And Massachusetts is apt to be far worse than 10.1% because of the September 4th primary election date. Make no mistake, this is a political choice. Regardless of whether Galvin could have done more to alter the date (and there are mixed views on this from Galvin and his challenger for the Secretary of State position, sitting Boston City Councilor Josh Zakim), the fact is Massachusetts election law makes choices. Choices are not inevitabilities and Massachusetts’ choices place obstacles in the path to voting. Primaries are often too close to the Labor Day holiday – 2018 is but an extreme example. Add to this that we have one of the most restrictive deadlines for registration. Even that rare citizen sipping a Sam Summer mid-August, while investigating a primary contest, might not get to register in time to vote in the primary that has peaked her interest as MA typically requires registering 20 days in advance of an election to be eligible to cast a ballot.
Yes, there has been improvement. Early voting in the 2016 Presidential contest and recently passed automatic voter registration are truly laudable.
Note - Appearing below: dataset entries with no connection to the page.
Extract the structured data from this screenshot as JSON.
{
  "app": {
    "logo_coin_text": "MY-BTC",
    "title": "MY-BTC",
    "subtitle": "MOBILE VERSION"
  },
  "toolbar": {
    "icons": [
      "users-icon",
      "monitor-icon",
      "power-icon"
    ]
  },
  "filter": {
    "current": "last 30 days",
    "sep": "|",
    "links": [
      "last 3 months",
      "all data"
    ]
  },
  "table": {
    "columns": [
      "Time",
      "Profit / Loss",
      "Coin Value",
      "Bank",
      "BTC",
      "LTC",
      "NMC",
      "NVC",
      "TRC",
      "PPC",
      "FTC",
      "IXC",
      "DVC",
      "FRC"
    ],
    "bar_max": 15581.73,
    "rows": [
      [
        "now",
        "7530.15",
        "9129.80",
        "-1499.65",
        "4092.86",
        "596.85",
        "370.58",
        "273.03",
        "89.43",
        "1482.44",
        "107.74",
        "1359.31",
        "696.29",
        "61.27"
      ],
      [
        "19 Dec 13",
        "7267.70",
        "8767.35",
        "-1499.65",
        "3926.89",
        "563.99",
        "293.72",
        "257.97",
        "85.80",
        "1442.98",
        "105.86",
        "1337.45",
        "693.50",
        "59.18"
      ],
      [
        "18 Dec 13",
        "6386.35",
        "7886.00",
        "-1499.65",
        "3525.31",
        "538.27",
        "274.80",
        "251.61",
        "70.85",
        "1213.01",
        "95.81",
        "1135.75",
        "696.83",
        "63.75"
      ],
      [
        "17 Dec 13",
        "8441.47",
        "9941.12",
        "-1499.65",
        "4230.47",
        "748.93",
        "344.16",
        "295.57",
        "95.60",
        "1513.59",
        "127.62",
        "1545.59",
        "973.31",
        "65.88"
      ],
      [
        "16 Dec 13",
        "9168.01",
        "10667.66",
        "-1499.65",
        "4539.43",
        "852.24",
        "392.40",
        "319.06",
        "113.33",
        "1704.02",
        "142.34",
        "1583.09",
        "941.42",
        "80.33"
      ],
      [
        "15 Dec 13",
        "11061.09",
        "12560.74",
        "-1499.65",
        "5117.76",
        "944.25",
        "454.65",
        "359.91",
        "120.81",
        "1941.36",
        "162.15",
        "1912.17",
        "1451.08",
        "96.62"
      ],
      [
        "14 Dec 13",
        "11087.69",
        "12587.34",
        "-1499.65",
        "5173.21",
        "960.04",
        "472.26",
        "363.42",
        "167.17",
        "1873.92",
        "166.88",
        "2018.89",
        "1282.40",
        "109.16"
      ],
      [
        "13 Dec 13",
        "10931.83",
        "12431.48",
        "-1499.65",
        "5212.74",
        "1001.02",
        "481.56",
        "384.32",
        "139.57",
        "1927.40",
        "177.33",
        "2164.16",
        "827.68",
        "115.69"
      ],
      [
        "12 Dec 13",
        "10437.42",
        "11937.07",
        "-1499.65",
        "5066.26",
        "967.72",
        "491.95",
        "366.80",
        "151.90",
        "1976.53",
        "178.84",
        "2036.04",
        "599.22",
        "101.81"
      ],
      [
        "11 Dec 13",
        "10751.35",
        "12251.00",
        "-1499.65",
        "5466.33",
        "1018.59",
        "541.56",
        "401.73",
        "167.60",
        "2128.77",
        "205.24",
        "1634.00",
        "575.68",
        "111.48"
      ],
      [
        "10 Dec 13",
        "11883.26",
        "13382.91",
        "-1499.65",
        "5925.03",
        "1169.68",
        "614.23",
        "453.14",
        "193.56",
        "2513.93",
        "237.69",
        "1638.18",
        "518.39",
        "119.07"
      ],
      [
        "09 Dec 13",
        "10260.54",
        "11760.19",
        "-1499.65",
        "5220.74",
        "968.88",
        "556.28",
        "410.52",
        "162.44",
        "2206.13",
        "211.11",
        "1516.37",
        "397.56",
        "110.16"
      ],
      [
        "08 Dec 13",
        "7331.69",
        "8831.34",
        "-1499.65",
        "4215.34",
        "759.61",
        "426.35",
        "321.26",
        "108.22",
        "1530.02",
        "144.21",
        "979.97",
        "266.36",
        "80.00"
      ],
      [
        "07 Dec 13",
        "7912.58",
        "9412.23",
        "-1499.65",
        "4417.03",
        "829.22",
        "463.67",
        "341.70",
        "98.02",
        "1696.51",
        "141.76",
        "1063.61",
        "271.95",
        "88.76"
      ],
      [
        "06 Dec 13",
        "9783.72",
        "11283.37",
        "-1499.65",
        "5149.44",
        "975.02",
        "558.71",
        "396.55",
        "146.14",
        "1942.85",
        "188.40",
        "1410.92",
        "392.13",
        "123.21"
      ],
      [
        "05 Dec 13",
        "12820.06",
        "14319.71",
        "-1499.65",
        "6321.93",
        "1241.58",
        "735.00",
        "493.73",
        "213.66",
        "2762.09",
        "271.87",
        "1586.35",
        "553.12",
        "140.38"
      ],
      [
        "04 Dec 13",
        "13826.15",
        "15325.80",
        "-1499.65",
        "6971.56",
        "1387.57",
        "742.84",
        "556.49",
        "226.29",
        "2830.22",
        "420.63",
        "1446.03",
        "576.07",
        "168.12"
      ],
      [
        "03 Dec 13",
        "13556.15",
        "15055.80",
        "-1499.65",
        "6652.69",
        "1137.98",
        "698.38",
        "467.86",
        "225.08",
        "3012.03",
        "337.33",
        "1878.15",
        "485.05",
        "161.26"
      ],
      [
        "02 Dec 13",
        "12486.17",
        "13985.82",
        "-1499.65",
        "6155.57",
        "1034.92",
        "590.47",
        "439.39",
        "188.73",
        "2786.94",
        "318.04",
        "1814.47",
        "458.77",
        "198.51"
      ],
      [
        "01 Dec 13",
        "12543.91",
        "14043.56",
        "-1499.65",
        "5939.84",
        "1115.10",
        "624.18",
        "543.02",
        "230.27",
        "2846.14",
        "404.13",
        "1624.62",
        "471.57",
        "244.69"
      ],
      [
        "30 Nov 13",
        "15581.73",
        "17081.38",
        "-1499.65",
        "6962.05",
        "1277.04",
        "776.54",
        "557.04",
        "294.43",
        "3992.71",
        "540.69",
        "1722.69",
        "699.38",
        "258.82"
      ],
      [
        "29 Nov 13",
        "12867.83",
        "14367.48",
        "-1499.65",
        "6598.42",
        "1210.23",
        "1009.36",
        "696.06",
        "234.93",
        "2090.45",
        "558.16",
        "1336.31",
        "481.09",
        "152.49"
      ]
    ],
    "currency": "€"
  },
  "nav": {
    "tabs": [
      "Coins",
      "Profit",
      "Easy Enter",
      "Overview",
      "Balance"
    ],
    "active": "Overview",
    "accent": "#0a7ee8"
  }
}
But the fact remains that on September 4th there are exciting, contested races like Galvin’s, in the MA 3rd and 7th, for the Republican challenger to Elizabeth Warren, the Democratic challenger to Charlie Baker, as well as numerous others. But most Commonwealth voters are not yet paying attention. Once they do, the results will be in.
Why? Because most potential voters are doing what I want to be doing tonight instead of writing this – having a tasty beverage, sitting outside, and enjoying the end of summer show with some friends. The Commonwealth can and should do better than scheduling a primary election that ignores this reality. It’s bad for democracy and bad for the quality candidates running in hard fought races.